Luxembourg, le 16 février 2026 – À l’occasion du Jour du dépassement de la Terre 2026, qui tombe ce mardi 17 février au Luxembourg, Votum Klima dévoile une carte du monde inédite où les pays sont représentés selon leur empreinte écologique. Le résultat est saisissant : le Luxembourg y apparaît comme une puissance mondiale, deuxième “plus grand” pays de la planète derrière le Qatar. Face à ce constat, la plateforme appelle à un changement de cap politique pour sortir d’un modèle qui viole les limites planétaires et les droits humains.

© Esmeralda Wirtz

Le 17 février 2026, le Luxembourg épuisera l’ensemble des ressources naturelles à sa disposition pour l’année. Selon la méthodologie du Global Footprint Network, le reste de l’année se fera à crédit, un crédit payé par les écosystèmes, les générations futures et, trop souvent, par les populations les plus vulnérables ailleurs dans le monde.

Pour illustrer cette réalité, Votum Klima présente une cartographie mondiale développée par Esmeralda Wirtz d’Amnesty International Luxembourg. Cette représentation replace chaque pays selon son empreinte écologique par habitant. Le résultat est frappant : le Luxembourg, petit territoire de 2 586 km², y apparaît comme un géant rouge qui écrase visuellement l’Europe, occupant la 2e place mondiale. À l’inverse, des pays comme l’Inde ou une grande partie de l’Afrique subsaharienne apparaissent minuscules en vert, la couleur des pays qui consomment moins que les ressources renouvelables de la planète.

Si toute la population mondiale vivait comme les résident·es luxembourgeois·es, nous aurions besoin de 6,88 planètes pour supporter notre mode de vie, bien au-delà de la moyenne européenne déjà insoutenable de 3,14 planètes. Cette visualisation révèle l’ampleur démesurée et les injustices de notre consommation de ressources.

Cette empreinte record n’est pas une fatalité, mais le résultat de choix politiques et économiques délibérés. Une étude du Conseil Supérieur pour un Développement Durable (CSDD) publiée en 2023, en collaboration avec le LIST, a identifié les secteurs les plus impactants : tourisme à la pompe, alimentation, produits manufacturés, consommation des ménages, construction, industrie des services et fret aérien. Ce modèle favorise la surconsommation d’énergie et de matières premières, la dépendance aux énergies fossiles et un système financier déconnecté des limites planétaires, avec pour conséquences l’accaparement des ressources, les atteintes aux droits des communautés locales et l’aggravation des inégalités Nord-Sud.

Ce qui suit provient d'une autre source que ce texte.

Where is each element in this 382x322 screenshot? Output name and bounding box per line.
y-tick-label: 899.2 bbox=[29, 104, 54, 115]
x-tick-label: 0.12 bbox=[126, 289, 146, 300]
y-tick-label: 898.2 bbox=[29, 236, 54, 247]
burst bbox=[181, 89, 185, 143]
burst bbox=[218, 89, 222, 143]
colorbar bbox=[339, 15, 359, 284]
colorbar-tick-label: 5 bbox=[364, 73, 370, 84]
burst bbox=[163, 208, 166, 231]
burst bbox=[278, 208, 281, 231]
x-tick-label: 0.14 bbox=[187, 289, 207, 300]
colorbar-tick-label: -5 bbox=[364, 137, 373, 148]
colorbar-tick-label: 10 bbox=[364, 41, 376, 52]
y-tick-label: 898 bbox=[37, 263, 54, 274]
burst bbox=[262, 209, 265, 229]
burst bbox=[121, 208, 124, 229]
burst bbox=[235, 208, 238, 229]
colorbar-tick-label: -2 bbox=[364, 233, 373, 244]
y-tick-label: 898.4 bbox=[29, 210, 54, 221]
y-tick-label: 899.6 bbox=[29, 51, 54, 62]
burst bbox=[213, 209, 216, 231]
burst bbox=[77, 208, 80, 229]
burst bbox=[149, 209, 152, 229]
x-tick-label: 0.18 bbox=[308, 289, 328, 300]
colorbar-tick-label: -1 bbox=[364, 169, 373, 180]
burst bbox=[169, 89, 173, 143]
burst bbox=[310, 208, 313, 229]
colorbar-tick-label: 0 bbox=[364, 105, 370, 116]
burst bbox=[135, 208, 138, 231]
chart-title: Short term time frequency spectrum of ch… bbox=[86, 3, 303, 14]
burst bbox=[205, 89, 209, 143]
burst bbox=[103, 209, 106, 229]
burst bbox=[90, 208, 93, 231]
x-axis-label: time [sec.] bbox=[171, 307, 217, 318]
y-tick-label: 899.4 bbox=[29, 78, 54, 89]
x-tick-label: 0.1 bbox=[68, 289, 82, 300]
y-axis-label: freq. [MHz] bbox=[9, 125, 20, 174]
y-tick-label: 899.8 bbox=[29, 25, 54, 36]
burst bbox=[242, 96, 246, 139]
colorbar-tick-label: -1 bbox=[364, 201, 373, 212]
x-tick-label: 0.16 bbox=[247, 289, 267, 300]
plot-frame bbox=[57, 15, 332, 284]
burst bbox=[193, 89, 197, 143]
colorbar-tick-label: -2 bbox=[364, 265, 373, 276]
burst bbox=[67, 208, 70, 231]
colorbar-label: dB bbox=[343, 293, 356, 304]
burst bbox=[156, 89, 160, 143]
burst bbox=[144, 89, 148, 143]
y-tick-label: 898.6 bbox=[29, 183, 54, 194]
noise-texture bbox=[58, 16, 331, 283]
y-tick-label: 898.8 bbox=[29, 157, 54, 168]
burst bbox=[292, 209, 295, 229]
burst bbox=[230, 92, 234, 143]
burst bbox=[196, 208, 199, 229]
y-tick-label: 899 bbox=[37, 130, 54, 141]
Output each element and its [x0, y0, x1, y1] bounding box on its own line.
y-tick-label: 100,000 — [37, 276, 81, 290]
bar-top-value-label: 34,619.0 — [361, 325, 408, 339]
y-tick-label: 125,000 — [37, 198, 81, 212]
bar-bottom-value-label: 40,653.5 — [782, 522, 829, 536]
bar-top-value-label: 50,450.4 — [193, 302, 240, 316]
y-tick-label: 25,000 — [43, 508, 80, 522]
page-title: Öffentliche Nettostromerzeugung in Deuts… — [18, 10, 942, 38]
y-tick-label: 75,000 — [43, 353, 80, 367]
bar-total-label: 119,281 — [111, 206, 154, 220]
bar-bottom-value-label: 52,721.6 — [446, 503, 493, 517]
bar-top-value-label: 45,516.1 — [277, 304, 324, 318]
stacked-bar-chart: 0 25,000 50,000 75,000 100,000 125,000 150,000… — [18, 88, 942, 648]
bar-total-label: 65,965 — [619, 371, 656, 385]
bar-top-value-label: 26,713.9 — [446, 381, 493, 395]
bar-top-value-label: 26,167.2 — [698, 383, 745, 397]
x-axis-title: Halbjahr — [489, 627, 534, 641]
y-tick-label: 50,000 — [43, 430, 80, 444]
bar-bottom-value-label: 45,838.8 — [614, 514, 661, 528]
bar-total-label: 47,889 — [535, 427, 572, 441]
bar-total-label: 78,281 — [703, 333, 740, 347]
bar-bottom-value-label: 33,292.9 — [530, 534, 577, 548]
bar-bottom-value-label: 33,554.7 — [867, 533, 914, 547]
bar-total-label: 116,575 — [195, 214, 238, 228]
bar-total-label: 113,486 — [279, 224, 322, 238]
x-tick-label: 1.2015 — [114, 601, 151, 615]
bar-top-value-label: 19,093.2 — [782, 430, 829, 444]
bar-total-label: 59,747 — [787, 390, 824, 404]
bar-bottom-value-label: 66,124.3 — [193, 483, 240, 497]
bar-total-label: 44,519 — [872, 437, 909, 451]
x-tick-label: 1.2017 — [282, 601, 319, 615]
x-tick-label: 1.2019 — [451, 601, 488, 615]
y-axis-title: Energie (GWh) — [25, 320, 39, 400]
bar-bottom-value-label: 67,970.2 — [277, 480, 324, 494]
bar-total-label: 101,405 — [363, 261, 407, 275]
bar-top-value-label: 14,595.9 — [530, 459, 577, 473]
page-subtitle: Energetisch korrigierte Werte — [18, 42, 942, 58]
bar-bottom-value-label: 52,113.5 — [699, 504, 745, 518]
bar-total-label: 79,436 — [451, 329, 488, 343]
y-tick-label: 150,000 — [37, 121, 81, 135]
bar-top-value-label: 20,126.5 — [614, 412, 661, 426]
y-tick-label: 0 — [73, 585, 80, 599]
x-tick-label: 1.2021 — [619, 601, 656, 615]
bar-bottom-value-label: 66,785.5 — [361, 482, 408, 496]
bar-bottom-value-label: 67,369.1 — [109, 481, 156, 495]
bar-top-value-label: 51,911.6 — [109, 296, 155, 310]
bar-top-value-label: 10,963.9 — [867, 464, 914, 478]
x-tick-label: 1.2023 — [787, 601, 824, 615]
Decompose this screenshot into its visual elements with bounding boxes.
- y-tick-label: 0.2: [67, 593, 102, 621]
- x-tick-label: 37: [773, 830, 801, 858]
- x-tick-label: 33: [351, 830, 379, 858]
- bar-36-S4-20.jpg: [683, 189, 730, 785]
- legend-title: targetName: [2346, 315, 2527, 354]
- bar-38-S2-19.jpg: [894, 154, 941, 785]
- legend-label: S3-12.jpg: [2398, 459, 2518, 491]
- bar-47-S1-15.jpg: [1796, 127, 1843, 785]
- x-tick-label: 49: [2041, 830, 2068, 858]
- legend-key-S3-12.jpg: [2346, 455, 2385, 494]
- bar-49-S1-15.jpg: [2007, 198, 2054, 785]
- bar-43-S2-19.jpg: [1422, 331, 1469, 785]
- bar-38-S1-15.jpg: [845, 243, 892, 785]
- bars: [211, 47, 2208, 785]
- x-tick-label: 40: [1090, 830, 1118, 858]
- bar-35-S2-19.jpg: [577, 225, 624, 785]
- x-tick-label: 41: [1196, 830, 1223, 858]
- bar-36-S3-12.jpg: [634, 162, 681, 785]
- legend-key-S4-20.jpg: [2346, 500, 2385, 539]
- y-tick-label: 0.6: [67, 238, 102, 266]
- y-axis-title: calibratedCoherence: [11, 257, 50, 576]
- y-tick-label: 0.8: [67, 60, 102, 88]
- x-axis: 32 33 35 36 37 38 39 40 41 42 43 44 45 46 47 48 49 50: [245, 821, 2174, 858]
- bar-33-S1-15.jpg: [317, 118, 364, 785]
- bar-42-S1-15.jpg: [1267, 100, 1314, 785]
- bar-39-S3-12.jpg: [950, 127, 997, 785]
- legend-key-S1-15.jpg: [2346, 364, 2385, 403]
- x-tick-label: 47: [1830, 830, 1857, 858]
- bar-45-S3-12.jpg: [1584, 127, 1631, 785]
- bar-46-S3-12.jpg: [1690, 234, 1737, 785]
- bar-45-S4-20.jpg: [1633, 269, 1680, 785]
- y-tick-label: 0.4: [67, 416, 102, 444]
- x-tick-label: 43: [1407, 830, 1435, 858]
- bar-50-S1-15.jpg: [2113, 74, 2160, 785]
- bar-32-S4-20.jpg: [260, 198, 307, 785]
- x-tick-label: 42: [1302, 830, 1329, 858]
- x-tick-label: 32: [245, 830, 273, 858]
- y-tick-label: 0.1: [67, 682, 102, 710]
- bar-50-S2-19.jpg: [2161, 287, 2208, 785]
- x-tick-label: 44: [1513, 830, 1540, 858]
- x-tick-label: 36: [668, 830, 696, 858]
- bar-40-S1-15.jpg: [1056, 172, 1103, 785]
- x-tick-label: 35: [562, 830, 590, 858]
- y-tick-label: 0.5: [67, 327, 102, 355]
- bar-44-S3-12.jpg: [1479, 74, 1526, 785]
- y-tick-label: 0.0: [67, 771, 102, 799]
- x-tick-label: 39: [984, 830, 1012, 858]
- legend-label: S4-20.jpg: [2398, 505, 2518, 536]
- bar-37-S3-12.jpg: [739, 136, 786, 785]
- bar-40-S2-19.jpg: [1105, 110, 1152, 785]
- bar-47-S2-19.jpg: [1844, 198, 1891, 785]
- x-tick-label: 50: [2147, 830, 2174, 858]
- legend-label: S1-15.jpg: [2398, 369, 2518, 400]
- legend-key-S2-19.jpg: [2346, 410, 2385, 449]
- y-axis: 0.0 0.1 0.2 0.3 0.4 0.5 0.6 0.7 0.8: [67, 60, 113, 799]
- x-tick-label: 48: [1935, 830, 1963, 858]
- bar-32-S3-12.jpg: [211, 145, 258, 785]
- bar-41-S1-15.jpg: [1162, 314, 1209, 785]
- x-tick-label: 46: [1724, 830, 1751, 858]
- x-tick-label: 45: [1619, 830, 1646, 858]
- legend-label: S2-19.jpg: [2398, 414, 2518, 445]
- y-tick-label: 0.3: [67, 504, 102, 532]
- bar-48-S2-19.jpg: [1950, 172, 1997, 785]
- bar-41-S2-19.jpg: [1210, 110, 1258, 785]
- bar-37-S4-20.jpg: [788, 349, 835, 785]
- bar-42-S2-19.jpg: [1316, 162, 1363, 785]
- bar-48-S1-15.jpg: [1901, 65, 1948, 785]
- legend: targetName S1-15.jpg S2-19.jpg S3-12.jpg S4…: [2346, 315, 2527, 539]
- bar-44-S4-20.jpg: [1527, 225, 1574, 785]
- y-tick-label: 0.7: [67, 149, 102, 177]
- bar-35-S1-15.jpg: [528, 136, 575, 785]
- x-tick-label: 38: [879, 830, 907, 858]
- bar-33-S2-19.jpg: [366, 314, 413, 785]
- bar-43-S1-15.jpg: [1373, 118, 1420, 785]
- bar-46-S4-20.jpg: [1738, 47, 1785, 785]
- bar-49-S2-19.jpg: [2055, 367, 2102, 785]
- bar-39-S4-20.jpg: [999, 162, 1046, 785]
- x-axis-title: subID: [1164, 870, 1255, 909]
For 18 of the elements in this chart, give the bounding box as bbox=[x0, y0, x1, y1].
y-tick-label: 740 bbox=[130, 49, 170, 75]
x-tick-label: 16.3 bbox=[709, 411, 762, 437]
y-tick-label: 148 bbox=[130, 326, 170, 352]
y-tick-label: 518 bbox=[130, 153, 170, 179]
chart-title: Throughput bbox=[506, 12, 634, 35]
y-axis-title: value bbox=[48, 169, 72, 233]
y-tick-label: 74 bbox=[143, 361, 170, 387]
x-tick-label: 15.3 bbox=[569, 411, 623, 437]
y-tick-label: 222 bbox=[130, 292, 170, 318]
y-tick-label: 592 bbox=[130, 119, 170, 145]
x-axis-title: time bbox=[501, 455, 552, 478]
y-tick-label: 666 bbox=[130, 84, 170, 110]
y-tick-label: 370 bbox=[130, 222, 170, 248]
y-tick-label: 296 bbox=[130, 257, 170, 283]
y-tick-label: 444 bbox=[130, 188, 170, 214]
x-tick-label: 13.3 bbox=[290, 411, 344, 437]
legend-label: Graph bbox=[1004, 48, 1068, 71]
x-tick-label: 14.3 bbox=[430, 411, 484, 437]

Ce déficit écologique est possible parce que nous liquidons les stocks de ressources et accumulons du CO₂ dans l’atmosphère. Comme le dépassement ne peut durer indéfiniment, la question est de savoir s’il prendra fin par une action délibérée ou par une catastrophe (by design or by disaster). Continuer sur cette trajectoire revient à externaliser nos impacts environnementaux et sociaux vers d’autres pays, tout en fragilisant la cohésion sociale au Luxembourg même. La crise écologique est indissociable d’une crise des droits humains. La transition ne peut réussir que si elle est juste, solidaire et démocratique.

Votum Klima appelle le gouvernement et les acteur·rices économiques à changer de cap sans délai. Dans un récent discours à Harvard, le Premier ministre Luc Frieden vantait les mérites d’« économies européennes qui poursuivent la croissance tout en respectant les limites sociales et écologiques ». Pourtant, avec un Jour du dépassement au 17 février, le Luxembourg ne respecte aucune limite écologique. Au lieu de déclarer 2026 « l’année luxembourgeoise de la compétitivité », nos responsables politiques doivent engager une réduction structurelle de la consommation de ressources, accélérer la sortie des énergies fossiles, et réorienter la place financière vers des investissements compatibles avec les droits humains et le climat. Les politiques publiques doivent fixer un cadre clair, ambitieux et contraignant, fondé sur la justice sociale et environnementale.

Le Jour du dépassement ne doit pas être une simple date symbolique. Il doit devenir un électrochoc collectif. Réduire l’empreinte du Luxembourg, c’est assumer notre responsabilité globale et construire un avenir digne, ici et ailleurs.


Votum Klima est une plateforme regroupant 15 associations luxembourgeoises sans but lucratif qui militent pour plus d’action collective et politique contre la crise climatique.  Membres de Votum Klima : Amnesty, ASTM, CELL, Cercle de Coopération, Etika, Eurosolar Lëtzebuerg, Fairtrade Lëtzebuerg, Frères des Hommes, Greenpeace, natur&ëmwelt, Partage, ProVelo, SOS Faim, Vereenegung fir Biolandwirtschaft Lëtzebuerg a.s.b.l.